Mekaila Frajman, 24, arrived in Edmonton this week after a long journey.

“She’s pretty bagged,” says her sister Kamala Davies, a local realtor. “I talked to her last night. She’s just happy to be home, and trying to get her bearings straight.”

Davies says Frajman was torn about leaving the country where she has taught for close to two years.

“I don’t think she wanted to go. She has a real passion for Egypt. She loves her job, enjoys the people she works with and her students. But it came to a point where all of us on this end were worried sick.”

During the protests, Frajman holed up in her apartment.

She taught biology, chemistry, and math at the British Columbia Canadian International School in the Cairo suburb of Maadi, where she was among 30 faculty from B.C.

She graduated from Mount Sentinel and the University of Alberta, where she took her teacher training. “She was looking for work as a new teacher, and was offered an opportunity that would give her the option to travel,” Davies says. “She jumped on it.”

Her friend and mentor, Peter Stoll, has been teaching at the same school since 2007.

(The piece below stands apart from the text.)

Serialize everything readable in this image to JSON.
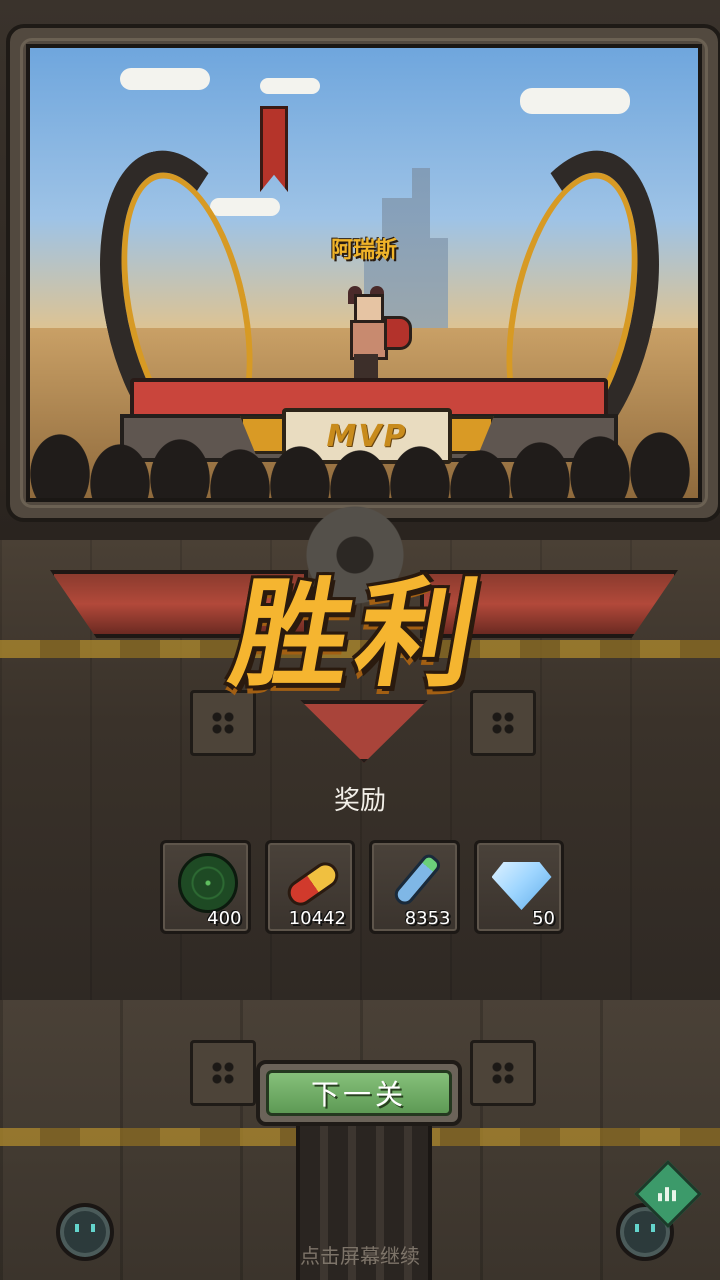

Aside from flight delays, Frajman didn’t have any trouble leaving the country. Her family booked her ticket before foreign affairs announced it would help Canadians leave.

“We were concerned whether she would be able to make it to the airport, but she did and went on her scheduled flight home,” Davies says. “I don’t think she made a selfish decision [to leave]. She made it for her family.”

From Cairo, Frajman flew to Frankfurt, and was supposed to go to Toronto, but because of the large snowstorm, the flight was redirected to Calgary. She finally made it back to Edmonton on Wednesday afternoon.